SOUNDS LIKE A PLAN
Event planners keep your big day in check
Creators News Service
Jennifer Lopez romanticized the role of wedding planners in 2001 when she starred opposite Matthew McConaughey in the movie called, as luck would have it, "The Wedding Planner." The heroine of the movie, she was also the savior of frazzled brides who wanted perfect weddings.
Real-life wedding planners also aid in creating magical, seemingly trouble-free days by coordinating all of the details that normally stress couples. When the wedding is far away, or the bride and groom are extremely busy, having that one person to run interference can be a huge plus.
"Couples simply want to be heard above their families' needs/wants, their friends' needs/wants and what the [wedding] industry is telling them they need/want," said Crystal Adair-Benning, a wedding planner from Toronto. "They want a wedding that reflects them -- their personalities, their wants or desires and the ability to seamlessly weave it all together into a beautiful day. A professional planner works with the couple to create a wedding filled with small touches, elegance and grace while maximizing their budget, minimizing the couples stress and creating a lifetime of memories."
Sarah B. Doheny of Sarah's Events and Bridal in Media, Pa., suggested that even if a couple doesn't use an event planner for everything leading up to the special day, they should still hire one for the actual wedding day. "Who is the contracted vendor going to call the day of [the event]?" she asked. "The bride, the groom, the mothers? No, us! We are the bride's advocate and if something should go wrong or a delivery is late that falls on us we handle every detail of that day for them so they are stress-free."
While there are many couples who hire a full-time or day-of wedding planner, some still make a conscious decision to do it themselves. Carol Berman, president of City Girl Media, is one such bride who plans to handle it herself for her upcoming September nuptials.
Berman said she would rather invest the fee for a wedding planner back into her reception. "It definitely takes more time to fully vet separate vendors, check references, read contracts, negotiate those contracts and ultimately hire all the people involved. But a little patience has saved me a lot of money and will make my wedding feel more personal in the end."

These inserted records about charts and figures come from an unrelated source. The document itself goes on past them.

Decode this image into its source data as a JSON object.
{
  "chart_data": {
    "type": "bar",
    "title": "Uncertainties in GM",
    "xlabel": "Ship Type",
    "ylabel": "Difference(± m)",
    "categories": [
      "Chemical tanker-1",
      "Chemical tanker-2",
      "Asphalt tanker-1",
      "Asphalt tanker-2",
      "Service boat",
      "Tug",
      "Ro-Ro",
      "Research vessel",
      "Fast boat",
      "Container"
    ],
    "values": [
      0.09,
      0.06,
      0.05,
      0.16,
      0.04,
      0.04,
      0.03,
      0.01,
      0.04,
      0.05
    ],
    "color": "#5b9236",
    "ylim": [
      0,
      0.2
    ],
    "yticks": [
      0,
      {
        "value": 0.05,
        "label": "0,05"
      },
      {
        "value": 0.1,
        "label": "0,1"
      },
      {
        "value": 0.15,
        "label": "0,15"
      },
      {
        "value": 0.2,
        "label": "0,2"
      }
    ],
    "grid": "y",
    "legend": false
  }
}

Allison Crane, assistant director of catering at The Rittenhouse Hotel in Philadelphia, has a slightly different perspective on planning. "My title is 'assistant director of catering' but in essence I am a wedding planner," said Crane. "We try to make a bride's experience at our hotel as easy and as pleasant as possible. We offer 'one-stop shopping' and can help a bride coordinate music, floral decor, photography/video, ceremony, hair and spa appointments, guest rooms and rehearsal dinners."
There are advantages that planners have that the average bride or groom may not. "We have preferred vendors and relationships who give us preferred pricing based on the sheer volume that we do with them. Thus we are able to shave 20 to 25 percent of the overall cost of the wedding," said Elissa Fallo, the owner of Perfect Productions in Connecticut. "Wedding planners have the resources available to be able to create any type of wedding -- if you can dream it, we can do it."

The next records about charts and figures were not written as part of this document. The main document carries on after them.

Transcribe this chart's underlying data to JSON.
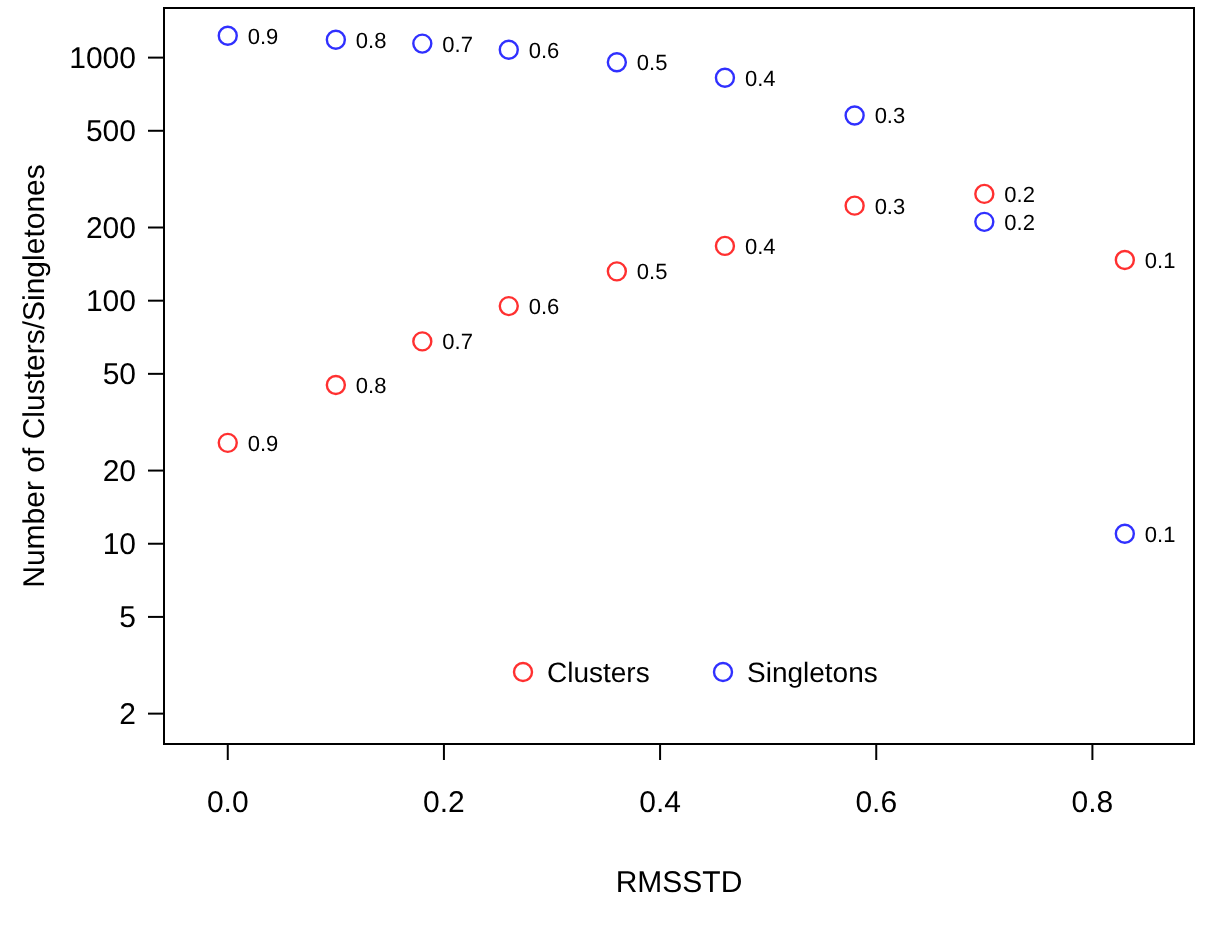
{
  "chart_data": {
    "type": "scatter",
    "xlabel": "RMSSTD",
    "ylabel": "Number of Clusters/Singletones",
    "log": "y",
    "marker": "circle",
    "legend": "bottom",
    "grid": false,
    "x": [
      0,
      0.1,
      0.18,
      0.26,
      0.36,
      0.46,
      0.58,
      0.7,
      0.83
    ],
    "xlim": [
      -0.059,
      0.894
    ],
    "xticks": [
      {
        "value": 0,
        "label": "0.0"
      },
      0.2,
      0.4,
      0.6,
      0.8
    ],
    "ylim": [
      1.5,
      1600
    ],
    "yticks": [
      2,
      5,
      10,
      20,
      50,
      100,
      200,
      500,
      1000
    ],
    "series": [
      {
        "name": "Clusters",
        "color": "#ff3030",
        "values": [
          26,
          45,
          68,
          95,
          132,
          168,
          246,
          275,
          147
        ]
      },
      {
        "name": "Singletons",
        "color": "#3030ff",
        "values": [
          1230,
          1185,
          1142,
          1078,
          957,
          826,
          578,
          211,
          11
        ]
      }
    ],
    "annotations": [
      {
        "text": "0.9",
        "x": 0,
        "y": 26
      },
      {
        "text": "0.8",
        "x": 0.1,
        "y": 45
      },
      {
        "text": "0.7",
        "x": 0.18,
        "y": 68
      },
      {
        "text": "0.6",
        "x": 0.26,
        "y": 95
      },
      {
        "text": "0.5",
        "x": 0.36,
        "y": 132
      },
      {
        "text": "0.4",
        "x": 0.46,
        "y": 168
      },
      {
        "text": "0.3",
        "x": 0.58,
        "y": 246
      },
      {
        "text": "0.2",
        "x": 0.7,
        "y": 275
      },
      {
        "text": "0.1",
        "x": 0.83,
        "y": 147
      },
      {
        "text": "0.9",
        "x": 0,
        "y": 1230
      },
      {
        "text": "0.8",
        "x": 0.1,
        "y": 1185
      },
      {
        "text": "0.7",
        "x": 0.18,
        "y": 1142
      },
      {
        "text": "0.6",
        "x": 0.26,
        "y": 1078
      },
      {
        "text": "0.5",
        "x": 0.36,
        "y": 957
      },
      {
        "text": "0.4",
        "x": 0.46,
        "y": 826
      },
      {
        "text": "0.3",
        "x": 0.58,
        "y": 578
      },
      {
        "text": "0.2",
        "x": 0.7,
        "y": 211
      },
      {
        "text": "0.1",
        "x": 0.83,
        "y": 11
      }
    ]
  }
}
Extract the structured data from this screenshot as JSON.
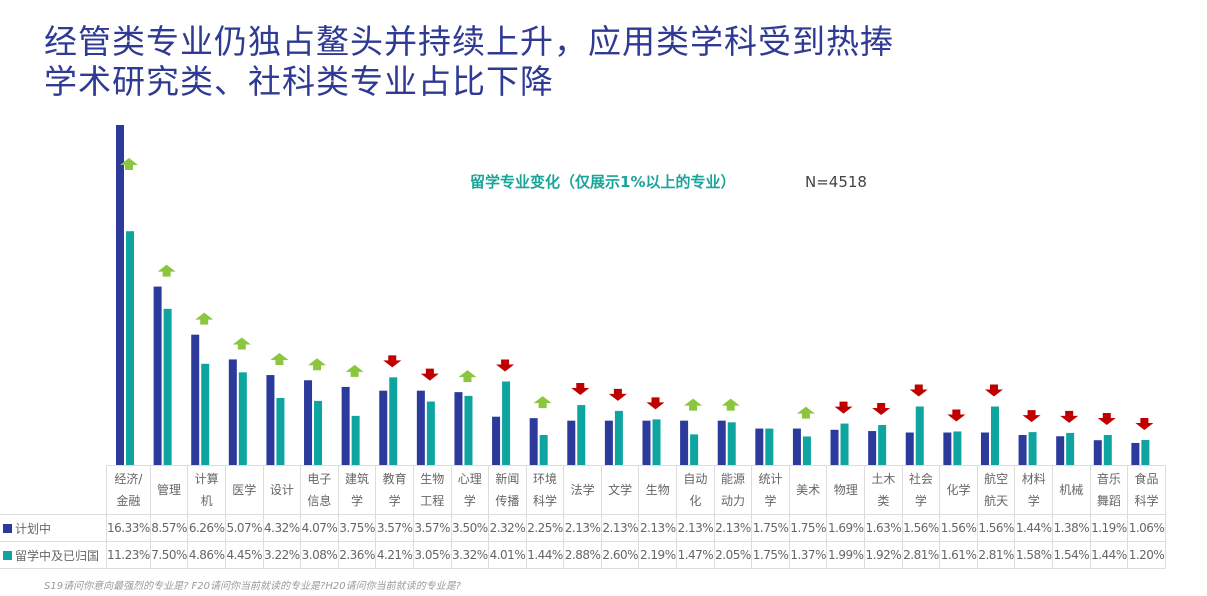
{
  "title_lines": [
    "经管类专业仍独占鳌头并持续上升，应用类学科受到热捧",
    "学术研究类、社科类专业占比下降"
  ],
  "chart_data": {
    "type": "bar",
    "subtitle": "留学专业变化（仅展示1%以上的专业）",
    "sample": "N=4518",
    "categories": [
      "经济/金融",
      "管理",
      "计算机",
      "医学",
      "设计",
      "电子信息",
      "建筑学",
      "教育学",
      "生物工程",
      "心理学",
      "新闻传播",
      "环境科学",
      "法学",
      "文学",
      "生物",
      "自动化",
      "能源动力",
      "统计学",
      "美术",
      "物理",
      "土木类",
      "社会学",
      "化学",
      "航空航天",
      "材料学",
      "机械",
      "音乐舞蹈",
      "食品科学"
    ],
    "series": [
      {
        "name": "计划中",
        "color": "#2b3a9b",
        "values": [
          16.33,
          8.57,
          6.26,
          5.07,
          4.32,
          4.07,
          3.75,
          3.57,
          3.57,
          3.5,
          2.32,
          2.25,
          2.13,
          2.13,
          2.13,
          2.13,
          2.13,
          1.75,
          1.75,
          1.69,
          1.63,
          1.56,
          1.56,
          1.56,
          1.44,
          1.38,
          1.19,
          1.06
        ]
      },
      {
        "name": "留学中及已归国",
        "color": "#0ea5a0",
        "values": [
          11.23,
          7.5,
          4.86,
          4.45,
          3.22,
          3.08,
          2.36,
          4.21,
          3.05,
          3.32,
          4.01,
          1.44,
          2.88,
          2.6,
          2.19,
          1.47,
          2.05,
          1.75,
          1.37,
          1.99,
          1.92,
          2.81,
          1.61,
          2.81,
          1.58,
          1.54,
          1.44,
          1.2
        ]
      }
    ],
    "trend": [
      "up",
      "up",
      "up",
      "up",
      "up",
      "up",
      "up",
      "down",
      "down",
      "up",
      "down",
      "up",
      "down",
      "down",
      "down",
      "up",
      "up",
      "none",
      "up",
      "down",
      "down",
      "down",
      "down",
      "down",
      "down",
      "down",
      "down",
      "down"
    ],
    "trend_colors": {
      "up": "#8cc63f",
      "down": "#c00000"
    },
    "value_format": "percent"
  },
  "footnote": "S19请问你意向最强烈的专业是? F20请问你当前就读的专业是?H20请问你当前就读的专业是?"
}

Filling the role of a wedding planner, Elda Brouwer, weddings director at The Ritz-Carlton in Key Biscayne, Fla., has an amazing track record for meeting even the most unusual requests and catering to culturally authentic weddings. One such affair, the wedding of Nitin Motwani to his fiance Anshu took more than a year to plan and included securing an elephant for the groom to ride on according to Indian tradition.
Authentic Indian cuisine was served to 500 guests and the team efforts of the resort employees resulted in a memorable affair that was culturally sensitive and accurate.